Some ethics committees are adding community members to their ranks. “This has been a suggestion by leaders in the field since ethics committees first formed,” says Trevor M. Bibler, PhD, director of clinical ethics consultation services at Houston Methodist Hospital. However, the COVID-19 pandemic required that ethics committees create guidelines for the distribution of scarce resources. At that point, many committees put efforts to recruit community members on hold. “Medicine’s recent dedication to including excluded or distant voices in important research, policy, and clinical decisions has probably contributed to the renewal of this conversation,” adds Bibler.
Since Bibler became director, the ethics committee has worked to include community members. Previously, the ethics committee listed some community members on paper, but all were retired doctors or chaplains who had previously worked for the hospital. “We didn’t feel like just relying on retired Methodist professionals was getting accurate community representation,” he says.
Recruitment of community members happens in a variety of ways. “We are very open to, kind of, what the universe gives us, and we are attentive to who is showing interest,” says Bibler.
Since the ethics committee is under the auspices of spiritual care and values integration, ethicists sought input from the vice president of spiritual care. “He thought somebody with a particular religious background would be helpful,” says Bibler. As a result of this input, the ethics committee recruited a rabbi who was well-known to the community and had previously participated in local events and fundraisers. Bibler spoke with the rabbi about bioethics issues, the role of the ethics committee in general, and what the rabbi’s role would be. Bibler explained that the ethics committee was not asking him to represent his religious tradition or his synagogue or all Houston citizens, but instead, to use his understanding of what is important and meaningful in his life and the lives of those he knows to assist the committee to reason through ethics issues. “It seems unfair and mistaken to ask a person to ‘represent’ an entire community and be the sole representative of their community’s thoughts,” explains Bibler.
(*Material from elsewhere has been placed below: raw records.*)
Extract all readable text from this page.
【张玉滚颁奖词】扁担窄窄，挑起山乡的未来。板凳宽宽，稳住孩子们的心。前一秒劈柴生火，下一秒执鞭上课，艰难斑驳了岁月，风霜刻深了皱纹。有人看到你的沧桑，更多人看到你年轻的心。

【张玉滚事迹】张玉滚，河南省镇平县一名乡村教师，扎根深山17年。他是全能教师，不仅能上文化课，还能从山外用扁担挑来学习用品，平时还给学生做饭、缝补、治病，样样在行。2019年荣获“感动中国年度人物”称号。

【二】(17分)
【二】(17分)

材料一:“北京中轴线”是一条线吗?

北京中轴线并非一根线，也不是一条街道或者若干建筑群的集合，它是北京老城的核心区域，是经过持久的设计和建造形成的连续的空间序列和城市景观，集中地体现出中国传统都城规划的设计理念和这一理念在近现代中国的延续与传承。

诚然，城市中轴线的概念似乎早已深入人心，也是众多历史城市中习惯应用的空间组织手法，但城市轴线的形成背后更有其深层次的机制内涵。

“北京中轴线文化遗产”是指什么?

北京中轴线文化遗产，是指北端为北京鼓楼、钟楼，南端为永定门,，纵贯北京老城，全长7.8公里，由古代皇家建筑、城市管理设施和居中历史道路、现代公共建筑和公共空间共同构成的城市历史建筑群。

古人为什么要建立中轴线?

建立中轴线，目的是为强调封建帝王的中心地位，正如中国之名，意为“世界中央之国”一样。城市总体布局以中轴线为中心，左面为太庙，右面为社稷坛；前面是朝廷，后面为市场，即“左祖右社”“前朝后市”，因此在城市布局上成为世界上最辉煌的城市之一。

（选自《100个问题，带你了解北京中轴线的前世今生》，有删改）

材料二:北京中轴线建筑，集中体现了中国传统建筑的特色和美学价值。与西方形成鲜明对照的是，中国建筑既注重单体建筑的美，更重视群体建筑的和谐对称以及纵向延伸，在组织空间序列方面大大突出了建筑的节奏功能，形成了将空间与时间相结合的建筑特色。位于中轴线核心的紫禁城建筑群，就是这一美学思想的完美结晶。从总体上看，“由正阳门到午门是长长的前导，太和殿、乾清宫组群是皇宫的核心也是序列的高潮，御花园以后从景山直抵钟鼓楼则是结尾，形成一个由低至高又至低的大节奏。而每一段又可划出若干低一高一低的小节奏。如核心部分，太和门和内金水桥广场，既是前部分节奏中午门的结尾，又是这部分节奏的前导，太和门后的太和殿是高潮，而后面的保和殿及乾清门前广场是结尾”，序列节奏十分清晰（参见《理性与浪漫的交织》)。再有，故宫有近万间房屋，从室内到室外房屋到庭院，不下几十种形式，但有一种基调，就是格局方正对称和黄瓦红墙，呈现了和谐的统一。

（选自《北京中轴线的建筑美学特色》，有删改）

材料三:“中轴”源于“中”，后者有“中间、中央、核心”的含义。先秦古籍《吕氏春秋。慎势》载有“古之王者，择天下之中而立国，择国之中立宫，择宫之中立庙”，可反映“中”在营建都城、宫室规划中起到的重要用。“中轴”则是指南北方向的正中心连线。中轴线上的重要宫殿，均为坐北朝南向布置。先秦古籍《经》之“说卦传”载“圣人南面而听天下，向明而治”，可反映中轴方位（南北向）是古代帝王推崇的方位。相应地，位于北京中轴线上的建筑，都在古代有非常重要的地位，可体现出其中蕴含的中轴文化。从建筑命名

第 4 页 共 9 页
The ethics committee also asked the chief medical officer (CMO) of a local homeless healthcare group to be a committee representative. The CMO had contacted the ethics service to ask about a fellowship, but it wasn’t possible due to the CMO’s work schedule. Knowing that the CMO had an interest in ethics, the ethics committee invited her on as a community member, which has much less of a time commitment.
The committee meets only six times a year for one hour, in addition to holding periodic, ad hoc meetings to discuss clinical cases. Occasionally, task forces weigh in on pressing ethics issues. A recent example was thoracoabdominal normothermic regional perfusion, which the task force drafted a memo sent to organizational leaders and the transplant program. “In 2024, we will be incorporating more policy work and teaching,” says Bibler. The new community members are expected to attend all meetings and participate in deliberations and discussions.
Bibler also explains to prospective community members that the committee is expert-driven. This means that while their perspectives have both intrinsic and extrinsic value, they have to be prepared for the fact that they are not the final word on an issue. “Part of the reason we are gathering leaders of local communities is because they are used to hearing people out and reading the room,” says Bibler. “No one person on the committee is the sole arbiter of what is good, right, and true.”
The ethics committee plans to revise its determination of death policy, including a supplement about responding to families who refuse declarations of death according to the neurological criteria. “It will be essential that we hear from our community members on this. There is no one right way to respond to these kinds of requests, so getting some input from our members who are not embedded in the controversies will likely be helpful,” says Bibler.
Ideally, ethics committee members are people who feel comfortable with rigorous ethical discourse to ensure good deliberation. “The committees often deal with sensitive issues as well, so there is a commitment to confidentiality,” says Ian Wolfe, PhD, MA, RN, HEC-C, senior clinical ethicist at Children’s Minnesota.
Ethics committees deal with sensitive and serious issues that can cause some distress. For example, issues around end of life, trauma, and even the tragic circumstances of cases can be very difficult even to hear. “It is not an easy appointment,” says Wolfe. Additionally, the ethics committee provides guidance through policies and statements around issues of life-sustaining treatments and allocation of scarce resources. “Community members are important to ensure we are capturing a robust moral voice when discussing those policies that will impact patients,” says Wolfe.
Pediatric ethics committees often discuss interventions for developmentally delayed adolescents, or adolescents who are not neurotypical and have minimal capacity to make decisions for themselves. “If the committee is only made up of hospital staff, then you generally only get an institutional view,” says Wolfe.
This view may lean heavily on clinician obligations, which could lead to restricting a certain intervention. “Insight from the family perspective, or community perspective, can change the ethical considerations of how burdens and benefits are calculated,” says Wolfe.